Great leading requires that you become aware of the ways people trust you to act, not because it’s good for them or the work, but because it’s just the way you are. Are you aware of how people “trust” you to act. And how do you grow beyond those limits, in order to
Lead with your best self!
Dan, this RFLP was tremendously helpful to me. I might rank it as the best yet. Thank you.
Trust is a funning thing, one of those soft things that we often rush by. What’s not so funny is how often it lies at the center of our challenges and opportunities. “Trust is like the air we breathe,” Warren Buffett said. “When it’s present, nobody really notices. But when it’s absent, everybody notices.”
In times of high uncertainty, therefore, we pay more attention to the source of trust: human conduct–How we do what we do. Trust becomes, more vitally than ever, the currency of human exchange.
The Law of Reciprocity (www.LawofReciprocity.com) is based on the Law of Love (www.LawofLove.com) and is one of the best methods to build trust with those you care about at work and in life. Put simply, “Love is Law, Law is Love.” This amounts to the same thing as “the gift of giving” without the “hope of reward or pay,” or serving others. The Law of Love flows through all religions.
Set the most enviable example and let your actions demonstrate what serving others truly means. Real leadership is not about amassing personal power; it’s about the ability to unleash the strengths of others and in turn create a culture of success.
I once volunteered in a church with a pastor whose modus operandi was a lot like yours, Dan. He’s very creative, full of ideas, and well-intentioned. Our team would work on some event for weeks and then he’d change a key component at the last minute, leaving the rest of us feeling shaky and insecure, afraid we’d look like fools because even after weeks of collaborating on the event, it would look as if we hadn’t planned at all!
This guy carried it off because he was very charismatic and lived for those moments when the event went live and the spotlight was on him. In retrospect, I wonder if it was his way of moving us out of a left-brain, digital, organized perfectionistic mode into a right brain, creative, improvisational mode where we had to be aware of multiple dynamics like the non-verbal messages sent by others on the team DURING THE EVENT!!!!

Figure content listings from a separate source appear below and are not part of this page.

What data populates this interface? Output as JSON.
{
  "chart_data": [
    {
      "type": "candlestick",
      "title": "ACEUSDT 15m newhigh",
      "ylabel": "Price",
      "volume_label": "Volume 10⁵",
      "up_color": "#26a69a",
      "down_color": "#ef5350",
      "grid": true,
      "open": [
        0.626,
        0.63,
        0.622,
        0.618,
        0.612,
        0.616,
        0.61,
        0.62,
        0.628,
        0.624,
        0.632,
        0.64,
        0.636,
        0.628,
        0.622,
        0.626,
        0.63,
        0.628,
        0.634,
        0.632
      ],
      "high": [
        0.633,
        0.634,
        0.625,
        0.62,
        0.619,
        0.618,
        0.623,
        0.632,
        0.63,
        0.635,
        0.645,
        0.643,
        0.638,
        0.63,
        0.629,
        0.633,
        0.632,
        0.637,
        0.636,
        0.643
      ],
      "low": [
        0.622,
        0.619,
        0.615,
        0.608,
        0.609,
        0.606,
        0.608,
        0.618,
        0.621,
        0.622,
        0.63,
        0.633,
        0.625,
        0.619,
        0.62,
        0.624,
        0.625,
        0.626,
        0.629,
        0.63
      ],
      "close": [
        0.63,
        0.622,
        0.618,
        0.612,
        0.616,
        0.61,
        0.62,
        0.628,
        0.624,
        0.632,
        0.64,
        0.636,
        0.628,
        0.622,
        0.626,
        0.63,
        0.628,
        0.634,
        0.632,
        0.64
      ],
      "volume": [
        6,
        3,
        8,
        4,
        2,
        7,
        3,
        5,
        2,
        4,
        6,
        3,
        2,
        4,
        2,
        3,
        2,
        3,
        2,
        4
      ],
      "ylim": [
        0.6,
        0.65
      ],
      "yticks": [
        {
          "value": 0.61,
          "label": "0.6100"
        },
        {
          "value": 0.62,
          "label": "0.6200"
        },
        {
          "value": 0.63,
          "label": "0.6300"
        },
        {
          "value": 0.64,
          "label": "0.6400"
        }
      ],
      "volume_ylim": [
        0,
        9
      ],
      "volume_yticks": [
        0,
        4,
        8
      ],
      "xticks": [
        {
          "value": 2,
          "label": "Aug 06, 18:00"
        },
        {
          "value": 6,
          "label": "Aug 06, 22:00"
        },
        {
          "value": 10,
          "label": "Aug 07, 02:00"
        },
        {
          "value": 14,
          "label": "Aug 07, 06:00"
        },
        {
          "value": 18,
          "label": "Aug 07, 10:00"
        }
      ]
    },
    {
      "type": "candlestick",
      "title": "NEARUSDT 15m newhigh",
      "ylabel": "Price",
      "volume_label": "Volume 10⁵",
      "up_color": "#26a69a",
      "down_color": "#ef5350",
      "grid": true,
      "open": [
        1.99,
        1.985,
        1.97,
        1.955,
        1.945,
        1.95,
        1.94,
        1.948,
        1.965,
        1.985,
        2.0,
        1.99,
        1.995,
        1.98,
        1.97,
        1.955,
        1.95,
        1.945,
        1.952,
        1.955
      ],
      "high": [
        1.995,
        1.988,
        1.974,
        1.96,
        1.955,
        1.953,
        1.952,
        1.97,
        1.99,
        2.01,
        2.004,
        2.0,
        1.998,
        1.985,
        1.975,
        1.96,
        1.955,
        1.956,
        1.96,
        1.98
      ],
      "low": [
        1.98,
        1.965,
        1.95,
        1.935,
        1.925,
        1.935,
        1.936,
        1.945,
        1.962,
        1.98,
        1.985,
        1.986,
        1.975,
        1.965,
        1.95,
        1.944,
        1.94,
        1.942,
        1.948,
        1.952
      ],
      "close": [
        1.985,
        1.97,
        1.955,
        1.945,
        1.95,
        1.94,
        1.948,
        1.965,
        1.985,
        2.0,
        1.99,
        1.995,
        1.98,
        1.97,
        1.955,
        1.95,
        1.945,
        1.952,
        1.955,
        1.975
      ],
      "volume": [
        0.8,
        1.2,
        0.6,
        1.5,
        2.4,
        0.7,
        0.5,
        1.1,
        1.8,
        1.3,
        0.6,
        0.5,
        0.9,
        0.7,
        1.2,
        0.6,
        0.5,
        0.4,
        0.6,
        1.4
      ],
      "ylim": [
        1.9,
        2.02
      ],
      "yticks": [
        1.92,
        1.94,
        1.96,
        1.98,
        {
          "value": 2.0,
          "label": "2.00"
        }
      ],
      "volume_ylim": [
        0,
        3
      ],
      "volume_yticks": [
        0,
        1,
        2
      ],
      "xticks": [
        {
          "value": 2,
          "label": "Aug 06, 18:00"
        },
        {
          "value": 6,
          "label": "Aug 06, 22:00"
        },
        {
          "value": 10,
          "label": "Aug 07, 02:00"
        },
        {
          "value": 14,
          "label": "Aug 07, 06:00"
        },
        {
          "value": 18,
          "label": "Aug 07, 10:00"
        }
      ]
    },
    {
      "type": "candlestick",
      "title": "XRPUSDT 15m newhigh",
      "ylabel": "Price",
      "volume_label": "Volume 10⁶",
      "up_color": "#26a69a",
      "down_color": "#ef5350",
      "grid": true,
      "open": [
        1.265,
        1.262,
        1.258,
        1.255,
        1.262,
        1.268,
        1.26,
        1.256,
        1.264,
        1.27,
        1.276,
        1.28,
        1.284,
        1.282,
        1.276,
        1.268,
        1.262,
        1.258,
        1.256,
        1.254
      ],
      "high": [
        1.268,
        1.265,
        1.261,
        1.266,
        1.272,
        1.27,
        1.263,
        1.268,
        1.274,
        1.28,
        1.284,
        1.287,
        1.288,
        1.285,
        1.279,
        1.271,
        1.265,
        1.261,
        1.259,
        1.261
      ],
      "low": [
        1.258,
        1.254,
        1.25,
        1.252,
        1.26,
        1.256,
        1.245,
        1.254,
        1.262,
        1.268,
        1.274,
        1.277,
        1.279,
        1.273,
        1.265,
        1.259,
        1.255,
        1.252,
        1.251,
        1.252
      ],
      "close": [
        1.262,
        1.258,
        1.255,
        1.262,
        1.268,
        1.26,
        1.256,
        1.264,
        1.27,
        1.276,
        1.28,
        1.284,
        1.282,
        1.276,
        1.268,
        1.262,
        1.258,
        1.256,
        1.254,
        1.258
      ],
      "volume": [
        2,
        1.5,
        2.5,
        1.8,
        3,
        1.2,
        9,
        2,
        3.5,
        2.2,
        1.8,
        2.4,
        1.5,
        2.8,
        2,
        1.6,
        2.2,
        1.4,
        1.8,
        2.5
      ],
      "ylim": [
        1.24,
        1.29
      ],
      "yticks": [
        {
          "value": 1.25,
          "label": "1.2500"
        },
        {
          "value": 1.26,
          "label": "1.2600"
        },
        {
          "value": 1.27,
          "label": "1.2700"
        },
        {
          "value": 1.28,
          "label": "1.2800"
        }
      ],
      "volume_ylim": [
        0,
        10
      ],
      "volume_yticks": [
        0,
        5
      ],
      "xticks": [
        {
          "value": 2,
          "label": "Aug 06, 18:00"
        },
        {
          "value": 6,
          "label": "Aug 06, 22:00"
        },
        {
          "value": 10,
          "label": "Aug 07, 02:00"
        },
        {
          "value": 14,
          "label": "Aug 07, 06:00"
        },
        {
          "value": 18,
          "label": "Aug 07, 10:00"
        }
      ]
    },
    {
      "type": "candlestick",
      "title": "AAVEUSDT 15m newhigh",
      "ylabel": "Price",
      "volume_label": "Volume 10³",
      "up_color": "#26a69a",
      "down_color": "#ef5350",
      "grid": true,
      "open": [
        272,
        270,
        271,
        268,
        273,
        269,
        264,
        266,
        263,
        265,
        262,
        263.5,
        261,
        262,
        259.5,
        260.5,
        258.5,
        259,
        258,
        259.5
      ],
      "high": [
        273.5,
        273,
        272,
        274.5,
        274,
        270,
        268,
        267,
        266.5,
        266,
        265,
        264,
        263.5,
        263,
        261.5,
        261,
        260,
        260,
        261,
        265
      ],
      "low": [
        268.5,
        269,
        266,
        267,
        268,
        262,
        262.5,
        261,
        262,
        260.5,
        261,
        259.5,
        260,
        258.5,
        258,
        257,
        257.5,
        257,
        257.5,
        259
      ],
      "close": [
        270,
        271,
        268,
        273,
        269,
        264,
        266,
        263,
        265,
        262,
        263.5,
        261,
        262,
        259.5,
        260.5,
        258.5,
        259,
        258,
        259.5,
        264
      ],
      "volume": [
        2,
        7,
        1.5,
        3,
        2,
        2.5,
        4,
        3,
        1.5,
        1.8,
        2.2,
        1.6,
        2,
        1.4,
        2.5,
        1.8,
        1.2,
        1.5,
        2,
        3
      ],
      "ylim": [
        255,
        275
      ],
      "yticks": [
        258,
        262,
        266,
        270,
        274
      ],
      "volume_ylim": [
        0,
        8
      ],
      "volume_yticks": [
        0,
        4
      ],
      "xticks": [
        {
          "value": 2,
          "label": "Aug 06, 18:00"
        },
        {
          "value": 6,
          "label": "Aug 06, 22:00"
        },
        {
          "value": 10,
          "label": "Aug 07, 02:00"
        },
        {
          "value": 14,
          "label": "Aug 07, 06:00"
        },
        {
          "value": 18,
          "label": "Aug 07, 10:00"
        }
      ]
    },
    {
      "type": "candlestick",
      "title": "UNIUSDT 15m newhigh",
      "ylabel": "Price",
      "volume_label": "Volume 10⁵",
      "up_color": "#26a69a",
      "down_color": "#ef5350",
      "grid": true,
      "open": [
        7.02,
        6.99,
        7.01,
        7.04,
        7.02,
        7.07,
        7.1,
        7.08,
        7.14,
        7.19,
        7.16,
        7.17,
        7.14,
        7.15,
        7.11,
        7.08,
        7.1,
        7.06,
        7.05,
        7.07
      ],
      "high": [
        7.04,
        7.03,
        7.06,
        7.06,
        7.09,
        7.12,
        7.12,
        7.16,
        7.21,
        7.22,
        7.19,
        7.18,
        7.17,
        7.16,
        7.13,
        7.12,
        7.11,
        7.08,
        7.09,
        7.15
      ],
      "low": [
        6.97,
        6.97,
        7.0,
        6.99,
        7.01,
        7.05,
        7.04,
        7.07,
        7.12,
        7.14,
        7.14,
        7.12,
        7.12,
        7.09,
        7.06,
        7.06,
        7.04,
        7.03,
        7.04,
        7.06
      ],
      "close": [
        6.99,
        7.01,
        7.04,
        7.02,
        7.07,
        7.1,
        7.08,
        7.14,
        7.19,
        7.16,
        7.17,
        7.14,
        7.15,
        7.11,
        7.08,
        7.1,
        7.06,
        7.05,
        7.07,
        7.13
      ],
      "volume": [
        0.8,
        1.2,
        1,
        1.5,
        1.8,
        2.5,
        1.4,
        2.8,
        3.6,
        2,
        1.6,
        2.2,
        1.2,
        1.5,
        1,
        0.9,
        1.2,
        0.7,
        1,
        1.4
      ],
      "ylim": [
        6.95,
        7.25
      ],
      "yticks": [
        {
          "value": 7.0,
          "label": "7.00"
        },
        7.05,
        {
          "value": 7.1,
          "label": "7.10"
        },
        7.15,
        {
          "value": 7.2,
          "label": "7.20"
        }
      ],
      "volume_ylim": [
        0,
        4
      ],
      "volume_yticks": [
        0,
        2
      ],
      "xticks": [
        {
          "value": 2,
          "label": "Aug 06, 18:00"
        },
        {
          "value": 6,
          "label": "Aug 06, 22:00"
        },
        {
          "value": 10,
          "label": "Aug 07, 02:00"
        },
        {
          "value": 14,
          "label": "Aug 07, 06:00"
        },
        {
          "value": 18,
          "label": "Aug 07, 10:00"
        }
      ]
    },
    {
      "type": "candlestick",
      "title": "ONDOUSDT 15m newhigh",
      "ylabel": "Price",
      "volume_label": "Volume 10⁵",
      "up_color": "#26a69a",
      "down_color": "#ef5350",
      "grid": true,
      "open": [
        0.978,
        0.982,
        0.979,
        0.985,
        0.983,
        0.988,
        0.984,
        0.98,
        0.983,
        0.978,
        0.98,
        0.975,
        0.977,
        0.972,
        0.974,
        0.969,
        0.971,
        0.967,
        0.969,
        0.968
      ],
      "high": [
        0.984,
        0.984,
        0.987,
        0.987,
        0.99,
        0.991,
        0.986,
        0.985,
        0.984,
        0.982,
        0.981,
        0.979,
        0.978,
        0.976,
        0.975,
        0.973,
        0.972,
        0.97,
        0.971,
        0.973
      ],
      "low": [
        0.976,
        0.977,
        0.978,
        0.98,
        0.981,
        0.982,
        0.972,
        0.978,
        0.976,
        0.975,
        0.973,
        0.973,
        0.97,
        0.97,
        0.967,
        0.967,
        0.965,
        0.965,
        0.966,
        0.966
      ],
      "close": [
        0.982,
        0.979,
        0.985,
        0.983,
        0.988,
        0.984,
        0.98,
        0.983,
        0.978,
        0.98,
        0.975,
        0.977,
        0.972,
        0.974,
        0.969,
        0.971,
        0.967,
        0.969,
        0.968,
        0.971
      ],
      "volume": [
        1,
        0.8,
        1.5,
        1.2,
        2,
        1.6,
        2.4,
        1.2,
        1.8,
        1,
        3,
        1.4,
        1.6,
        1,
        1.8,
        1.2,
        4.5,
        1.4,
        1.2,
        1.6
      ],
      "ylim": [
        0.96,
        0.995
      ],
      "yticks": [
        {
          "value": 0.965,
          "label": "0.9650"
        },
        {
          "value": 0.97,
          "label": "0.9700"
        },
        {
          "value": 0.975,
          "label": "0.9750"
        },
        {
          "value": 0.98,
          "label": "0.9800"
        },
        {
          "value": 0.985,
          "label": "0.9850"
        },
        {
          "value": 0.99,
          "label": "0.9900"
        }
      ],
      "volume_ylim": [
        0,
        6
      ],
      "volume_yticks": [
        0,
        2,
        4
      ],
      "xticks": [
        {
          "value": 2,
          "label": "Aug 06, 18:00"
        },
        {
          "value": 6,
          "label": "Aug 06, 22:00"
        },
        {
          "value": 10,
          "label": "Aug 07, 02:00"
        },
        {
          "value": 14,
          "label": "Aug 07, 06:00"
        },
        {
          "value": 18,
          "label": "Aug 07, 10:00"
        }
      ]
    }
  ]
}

It’s not as if any of us were trained in improvisational theater, but it actually worked out.
Perhaps he was operating on a biblical quote that goes something like this: “Do not worry about what you will say when they bring you before the judges because the words will be given to you.” Were we relying on a Higher Power? Was it the pastor’s way of giving us motivation to pray?
God knows… 🙂
There are probably a lot of people who, like your assistant, want all the details taken care of ahead of time, afraid that if things aren’t all perfectly arranged and there’s a screw-up, they’d be blamed, at risk of losing their jobs or reputations or future sales because of it–no matter how impossible and unreasonable the last-minute changes that were introduced. Think bridal planners for one example. Unlike the pastor I describe, they have zero control about how things work out. Bridezillas and mothers-in-law are counting on them for flowers, band, photographer, sound system, catering menu, timing, etc., but it takes time to change all these things, and it takes coordination.
Perhaps a lesson to be learned is that some people like order while others are more comfortable with chaos, or don’t understand and appreciate how much time and energy goes into wreaking order out of chaos… especially if the support staff aren’t assertive enough to help them understand. It’s two totally different paradigms.
The best managers, of course, understand and appreciate the hard work and skill of what support staff bring to a project.
Another possible lesson that planners and support staff can learn is to stop sweating the small stuff.. and it’s all small stuff.
…or so I believe.
Sounds like a story straight out of CON(re)gress!!